C.D.C. Panel Recommends Third Vaccine Dose for Immunocompromised
Dr. Jose U. Scher, a rheumatologist at NYU Langone Health who has studied the effects of vaccines on the immunocompromised, said the CDC’s vote – and guidance from its experts – would help patients tormented whether or not after a third Shot. In the past, he said, when people tested for antibodies after vaccination and came back empty-handed, “we had no tools for us to respond to.”
Aug. 14, 2021, 4:41 p.m. ET
“We now know that this population has been left behind,” he said.
Immunocompromised people don’t need a doctor’s permit or prescription to get a third vaccination, CDC officials said. All you need to do is confirm that you qualify for an additional dose. Everyone else, including people with chronic conditions like diabetes or asthma, shouldn’t get a third vaccination at this time, they said.
Dr. Scher predicted that this honor system approach could be messy. “I don’t know if there is any way to back up anyone’s claim,” he said, of being immunocompromised. It would be a better process to ask for evidence, such as a medical certificate, he said.
The updated FDA approvals do not apply to immunocompromised individuals who received the single-dose vaccine from Johnson & Johnson. The CDC panel did not make recommendations for additional admissions for this group, believed to be small. But the lack of guidance from the FDA or the CDC has left this group in limbo.

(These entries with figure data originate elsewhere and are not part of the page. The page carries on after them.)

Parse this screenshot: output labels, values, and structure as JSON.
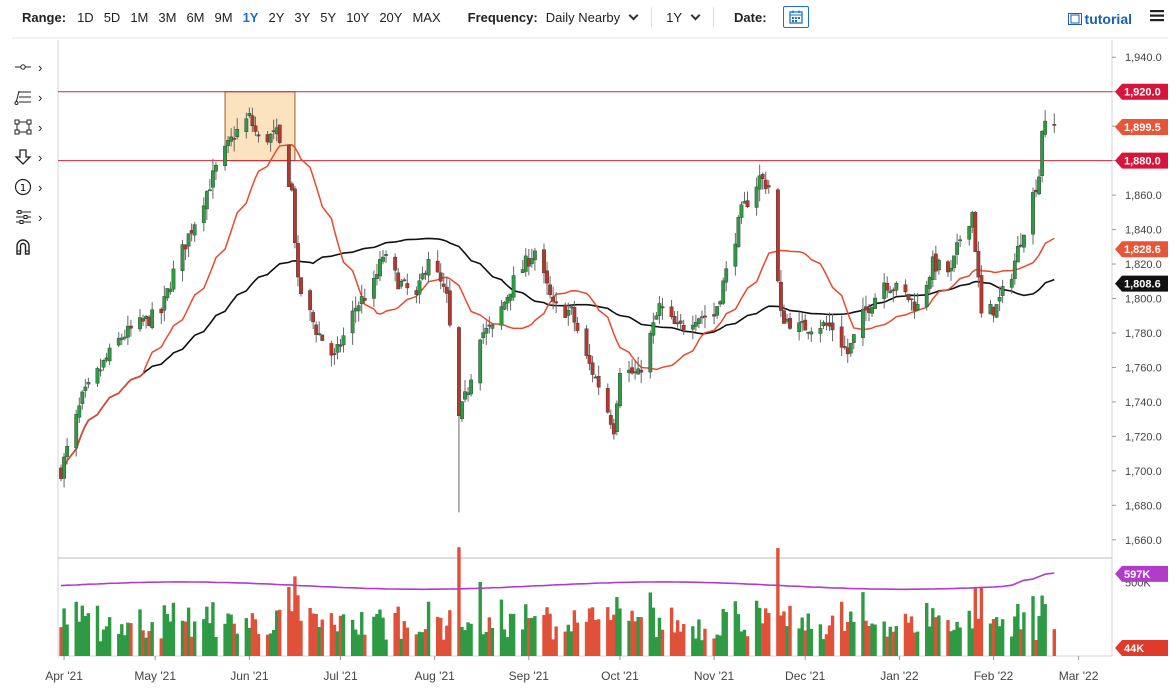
{
  "toolbar": {
    "range_label": "Range:",
    "ranges": [
      "1D",
      "5D",
      "1M",
      "3M",
      "6M",
      "9M",
      "1Y",
      "2Y",
      "3Y",
      "5Y",
      "10Y",
      "20Y",
      "MAX"
    ],
    "active_range": "1Y",
    "frequency_label": "Frequency:",
    "frequency_value": "Daily Nearby",
    "period_value": "1Y",
    "date_label": "Date:",
    "tutorial_label": "tutorial"
  },
  "colors": {
    "up": "#2e9a44",
    "down": "#b5382e",
    "ma_fast": "#e84a2e",
    "ma_slow": "#111111",
    "hline": "#d9233a",
    "highlight_fill": "#fbe3bf",
    "highlight_stroke": "#9a5a2a",
    "volume_line": "#b23cc9",
    "accent": "#1a73c8"
  },
  "chart_data": {
    "type": "candlestick",
    "title": "",
    "x_tick_labels": [
      "Apr '21",
      "May '21",
      "Jun '21",
      "Jul '21",
      "Aug '21",
      "Sep '21",
      "Oct '21",
      "Nov '21",
      "Dec '21",
      "Jan '22",
      "Feb '22",
      "Mar '22"
    ],
    "price_axis": {
      "ylim": [
        1650,
        1950
      ],
      "ticks": [
        1660,
        1680,
        1700,
        1720,
        1740,
        1760,
        1780,
        1800,
        1820,
        1840,
        1860,
        1880,
        1900,
        1920,
        1940
      ],
      "tick_labels": [
        "1,660.0",
        "1,680.0",
        "1,700.0",
        "1,720.0",
        "1,740.0",
        "1,760.0",
        "1,780.0",
        "1,800.0",
        "1,820.0",
        "1,840.0",
        "1,860.0",
        "1,880.0",
        "1,900.0",
        "1,920.0",
        "1,940.0"
      ]
    },
    "horizontal_lines": [
      {
        "value": 1920.0,
        "label": "1,920.0"
      },
      {
        "value": 1880.0,
        "label": "1,880.0"
      }
    ],
    "price_badges": [
      {
        "value": 1899.5,
        "label": "1,899.5",
        "kind": "last"
      },
      {
        "value": 1828.6,
        "label": "1,828.6",
        "kind": "ma_fast"
      },
      {
        "value": 1808.6,
        "label": "1,808.6",
        "kind": "ma_slow"
      }
    ],
    "highlight_zone": {
      "price_low": 1880,
      "price_high": 1920,
      "start_date": "2021-05-24",
      "end_date": "2021-06-16"
    },
    "moving_averages": [
      {
        "kind": "fast",
        "color": "#e84a2e",
        "value_last": 1828.6
      },
      {
        "kind": "slow",
        "color": "#111111",
        "value_last": 1808.6
      }
    ],
    "volume": {
      "label_top": "500K",
      "badge_top": "597K",
      "badge_bottom": "44K"
    },
    "anchors": [
      {
        "date": "2021-03-31",
        "close": 1700
      },
      {
        "date": "2021-04-07",
        "close": 1742
      },
      {
        "date": "2021-04-15",
        "close": 1765
      },
      {
        "date": "2021-04-20",
        "close": 1778
      },
      {
        "date": "2021-04-26",
        "close": 1785
      },
      {
        "date": "2021-05-03",
        "close": 1792
      },
      {
        "date": "2021-05-07",
        "close": 1815
      },
      {
        "date": "2021-05-14",
        "close": 1845
      },
      {
        "date": "2021-05-21",
        "close": 1875
      },
      {
        "date": "2021-05-27",
        "close": 1895
      },
      {
        "date": "2021-06-01",
        "close": 1905
      },
      {
        "date": "2021-06-04",
        "close": 1892
      },
      {
        "date": "2021-06-10",
        "close": 1895
      },
      {
        "date": "2021-06-15",
        "close": 1862
      },
      {
        "date": "2021-06-17",
        "close": 1808
      },
      {
        "date": "2021-06-23",
        "close": 1782
      },
      {
        "date": "2021-06-29",
        "close": 1765
      },
      {
        "date": "2021-07-06",
        "close": 1795
      },
      {
        "date": "2021-07-12",
        "close": 1808
      },
      {
        "date": "2021-07-15",
        "close": 1825
      },
      {
        "date": "2021-07-20",
        "close": 1810
      },
      {
        "date": "2021-07-26",
        "close": 1800
      },
      {
        "date": "2021-07-30",
        "close": 1825
      },
      {
        "date": "2021-08-05",
        "close": 1800
      },
      {
        "date": "2021-08-09",
        "close": 1730
      },
      {
        "date": "2021-08-12",
        "close": 1748
      },
      {
        "date": "2021-08-16",
        "close": 1780
      },
      {
        "date": "2021-08-20",
        "close": 1782
      },
      {
        "date": "2021-08-27",
        "close": 1810
      },
      {
        "date": "2021-09-03",
        "close": 1828
      },
      {
        "date": "2021-09-09",
        "close": 1795
      },
      {
        "date": "2021-09-15",
        "close": 1792
      },
      {
        "date": "2021-09-20",
        "close": 1765
      },
      {
        "date": "2021-09-24",
        "close": 1750
      },
      {
        "date": "2021-09-29",
        "close": 1725
      },
      {
        "date": "2021-10-01",
        "close": 1760
      },
      {
        "date": "2021-10-07",
        "close": 1755
      },
      {
        "date": "2021-10-14",
        "close": 1795
      },
      {
        "date": "2021-10-20",
        "close": 1782
      },
      {
        "date": "2021-10-26",
        "close": 1790
      },
      {
        "date": "2021-11-01",
        "close": 1790
      },
      {
        "date": "2021-11-05",
        "close": 1815
      },
      {
        "date": "2021-11-10",
        "close": 1850
      },
      {
        "date": "2021-11-16",
        "close": 1870
      },
      {
        "date": "2021-11-19",
        "close": 1865
      },
      {
        "date": "2021-11-23",
        "close": 1790
      },
      {
        "date": "2021-11-29",
        "close": 1783
      },
      {
        "date": "2021-12-06",
        "close": 1785
      },
      {
        "date": "2021-12-10",
        "close": 1783
      },
      {
        "date": "2021-12-15",
        "close": 1768
      },
      {
        "date": "2021-12-20",
        "close": 1790
      },
      {
        "date": "2021-12-27",
        "close": 1810
      },
      {
        "date": "2022-01-03",
        "close": 1802
      },
      {
        "date": "2022-01-07",
        "close": 1795
      },
      {
        "date": "2022-01-12",
        "close": 1820
      },
      {
        "date": "2022-01-18",
        "close": 1815
      },
      {
        "date": "2022-01-21",
        "close": 1835
      },
      {
        "date": "2022-01-25",
        "close": 1850
      },
      {
        "date": "2022-01-28",
        "close": 1790
      },
      {
        "date": "2022-02-02",
        "close": 1795
      },
      {
        "date": "2022-02-07",
        "close": 1815
      },
      {
        "date": "2022-02-10",
        "close": 1835
      },
      {
        "date": "2022-02-14",
        "close": 1860
      },
      {
        "date": "2022-02-16",
        "close": 1872
      },
      {
        "date": "2022-02-17",
        "close": 1899
      },
      {
        "date": "2022-02-21",
        "close": 1899.5
      }
    ]
  }
}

Understand the state of vaccination and masking requirements in the United States
- Mask rules. The Centers for Disease Control and Prevention in July recommended that all Americans, regardless of vaccination status, wear masks in public places indoors in areas with outbreaks, reversing the guidelines offered in May. See where the CDC guidelines would apply and where states have implemented their own mask guidelines. The battle over masks is controversial in some states, with some local leaders defying state bans.

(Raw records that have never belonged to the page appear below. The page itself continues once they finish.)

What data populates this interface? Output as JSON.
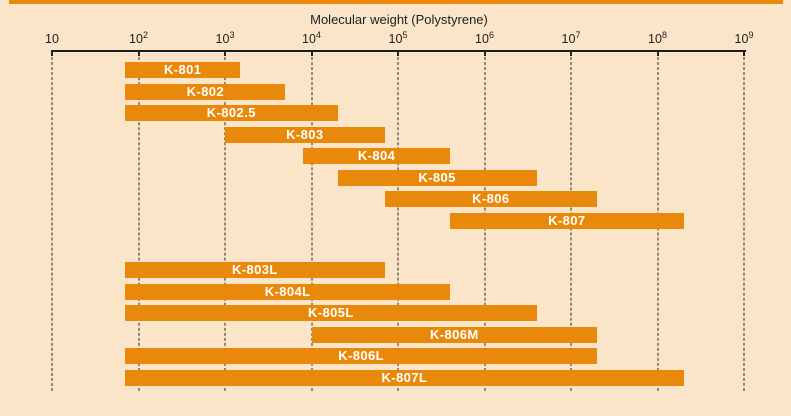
{
  "colors": {
    "background": "#FAE5C8",
    "bar": "#E8890B",
    "bar_label": "#FFFFFF",
    "axis": "#1D1D1B",
    "accent_strip": "#E8890B"
  },
  "chart_data": {
    "type": "bar",
    "subtype": "horizontal-range-bars",
    "title": "Molecular weight (Polystyrene)",
    "x_axis": {
      "scale": "log10",
      "min": 10,
      "max": 1000000000,
      "grid": "dashed-vertical-at-decades",
      "position": "top",
      "ticks": [
        {
          "base": "10",
          "exponent": "",
          "value": 10
        },
        {
          "base": "10",
          "exponent": "2",
          "value": 100
        },
        {
          "base": "10",
          "exponent": "3",
          "value": 1000
        },
        {
          "base": "10",
          "exponent": "4",
          "value": 10000
        },
        {
          "base": "10",
          "exponent": "5",
          "value": 100000
        },
        {
          "base": "10",
          "exponent": "6",
          "value": 1000000
        },
        {
          "base": "10",
          "exponent": "7",
          "value": 10000000
        },
        {
          "base": "10",
          "exponent": "8",
          "value": 100000000
        },
        {
          "base": "10",
          "exponent": "9",
          "value": 1000000000
        }
      ]
    },
    "series": [
      {
        "name": "K-801",
        "group": "upper",
        "row": 0,
        "mw_min": 70,
        "mw_max": 1500
      },
      {
        "name": "K-802",
        "group": "upper",
        "row": 1,
        "mw_min": 70,
        "mw_max": 5000
      },
      {
        "name": "K-802.5",
        "group": "upper",
        "row": 2,
        "mw_min": 70,
        "mw_max": 20000
      },
      {
        "name": "K-803",
        "group": "upper",
        "row": 3,
        "mw_min": 1000,
        "mw_max": 70000
      },
      {
        "name": "K-804",
        "group": "upper",
        "row": 4,
        "mw_min": 8000,
        "mw_max": 400000
      },
      {
        "name": "K-805",
        "group": "upper",
        "row": 5,
        "mw_min": 20000,
        "mw_max": 4000000
      },
      {
        "name": "K-806",
        "group": "upper",
        "row": 6,
        "mw_min": 70000,
        "mw_max": 20000000
      },
      {
        "name": "K-807",
        "group": "upper",
        "row": 7,
        "mw_min": 400000,
        "mw_max": 200000000
      },
      {
        "name": "K-803L",
        "group": "lower",
        "row": 0,
        "mw_min": 70,
        "mw_max": 70000
      },
      {
        "name": "K-804L",
        "group": "lower",
        "row": 1,
        "mw_min": 70,
        "mw_max": 400000
      },
      {
        "name": "K-805L",
        "group": "lower",
        "row": 2,
        "mw_min": 70,
        "mw_max": 4000000
      },
      {
        "name": "K-806M",
        "group": "lower",
        "row": 3,
        "mw_min": 10000,
        "mw_max": 20000000
      },
      {
        "name": "K-806L",
        "group": "lower",
        "row": 4,
        "mw_min": 70,
        "mw_max": 20000000
      },
      {
        "name": "K-807L",
        "group": "lower",
        "row": 5,
        "mw_min": 70,
        "mw_max": 200000000
      }
    ]
  }
}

- Vaccination regulations. . . and B.Factories. Private companies are increasingly demanding coronavirus vaccines for employees with different approaches. Such mandates are legally permissible and have been confirmed in legal challenges.
- College and Universities. More than 400 colleges and universities require a vaccination against Covid-19. Almost all of them are in states that voted for President Biden.
- schools. On August 11, California announced that teachers and staff at both public and private schools would have to get vaccinated or have regular tests, the first state in the nation to do so. A survey published in August found that many American parents of school-age children are against mandatory vaccines for students but are more likely to support masking requirements for students, teachers and staff who are not vaccinated.
- Hospitals and medical centers. Many hospitals and large health systems require their employees to have a Covid-19 vaccine, due to rising case numbers due to the Delta variant and persistently low vaccination rates in their communities, even within their workforce.
- new York. On August 3, New York City Mayor Bill de Blasio announced that workers and customers would be required to provide proof of vaccination when dining indoors, gyms, performances, and other indoor situations. City hospital staff must also be vaccinated or have weekly tests. Similar rules apply to employees in New York State.
- At the federal level. The Pentagon announced that it would make coronavirus vaccinations compulsory for the country’s 1.3 million active soldiers “by mid-September at the latest. President Biden announced that all civil federal employees would need to be vaccinated against the coronavirus or undergo regular tests, social distancing, mask requirements and travel restrictions.
“We understand the challenges here and will therefore continue to work very conscientiously on a solution,” said Dr. Peter Marks, the FDA’s lead vaccine regulator, at the panel meeting. The FDA is waiting for more data to come this month, including Johnson & Johnson clinical trial data on the safety and efficacy of two doses.
Dr. Kathleen Dooling, a CDC official, said that patients who qualify for a third dose should ideally find the vaccine they already received, but that they could take the other two-dose vaccine if needed.
Dr. Dooling presented studies that supported third-dose administration, emphasizing that immunocompromised people receiving a third dose should continue to wear a mask, maintain social distance from people they do not live with, and avoid crowds and poorly ventilated indoor spaces should. She said that people with compromised immune systems have also been shown to be at greater risk for a breakthrough infection.